On the world stage, Debswana is the largest diamond producer by value and Jwaneng is the richest diamond mine, with Orapa the second richest. In 2007, the country produced 33.6 million carats of diamonds.

But the diamond riches have not benefitted the Bushmen. As the mining companies moved into the reserve, the Bushmen were forced out. Beginning in 1996, the Botswana government demanded that the Bushmen move out of the Kalahari Reserve. In 2001, hunting permits were withdrawn; in 2002, medical care was cut off and water supplies were closed down within the reserve. The Bushmen’s hunting tools — handmade bows and arrows tipped with poison — were confiscated and most of the tribal members were loaded into cattle trucks with their meager possessions and driven to settlement camps outside the reserve.
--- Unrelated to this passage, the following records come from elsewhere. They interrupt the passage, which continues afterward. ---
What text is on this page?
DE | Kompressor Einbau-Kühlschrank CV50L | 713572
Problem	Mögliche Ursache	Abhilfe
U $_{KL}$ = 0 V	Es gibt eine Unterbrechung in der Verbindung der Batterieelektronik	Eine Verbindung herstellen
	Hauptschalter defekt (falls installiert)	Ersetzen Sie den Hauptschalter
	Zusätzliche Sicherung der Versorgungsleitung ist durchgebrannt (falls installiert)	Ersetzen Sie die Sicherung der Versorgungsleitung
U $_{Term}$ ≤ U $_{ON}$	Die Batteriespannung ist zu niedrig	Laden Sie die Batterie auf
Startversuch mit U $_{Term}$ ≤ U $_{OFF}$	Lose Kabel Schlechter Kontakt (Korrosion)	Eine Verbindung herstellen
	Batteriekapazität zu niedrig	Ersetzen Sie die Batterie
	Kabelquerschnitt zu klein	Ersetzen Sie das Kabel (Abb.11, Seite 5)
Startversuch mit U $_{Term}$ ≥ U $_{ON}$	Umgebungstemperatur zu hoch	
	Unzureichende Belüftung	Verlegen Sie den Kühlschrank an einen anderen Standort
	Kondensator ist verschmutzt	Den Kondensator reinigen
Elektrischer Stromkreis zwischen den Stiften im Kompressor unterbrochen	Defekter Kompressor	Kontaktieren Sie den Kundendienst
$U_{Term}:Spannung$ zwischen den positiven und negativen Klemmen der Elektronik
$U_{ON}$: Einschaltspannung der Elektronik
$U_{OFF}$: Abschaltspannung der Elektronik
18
Although the government has denied any connection between mining and the evictions, there are those who think differently. Survival International, a 40-year-old nongovernmental organization (NGO) dedicated to the rights of tribal people, is one of them. It has always maintained that the Bushmen were evicted specifically to open up the reserve for mining.

In 2006, the Bushmen won a significant legal victory when the Botswana High Court ruled that their eviction was illegal and they had the right to hunt and live in the reserve. Despite the ruling, the Bushmen still are stranded in the settlement camps because the government refuses to allow them use of the water borehole on the reserve or to return their hunting tools or transport them back. Meanwhile, mining operators reportedly are digging their own water boreholes on reserve land.

While diamond demand, and production, are down dramatically right now because of the worldwide financial crisis, diamond-mining companies always take the long view. Botswana has become so important to the world diamond industry that it was able to force De Beers to move its diamond-buying sights from London to Gaborone, Botswana’s capital, and also to establish diamond-polishing operations in the country that employ approximately 3,000 Batswana. The diamond industry’s importance to Botswana makes it unlikely that this David versus Goliath story will end well for the Bushmen.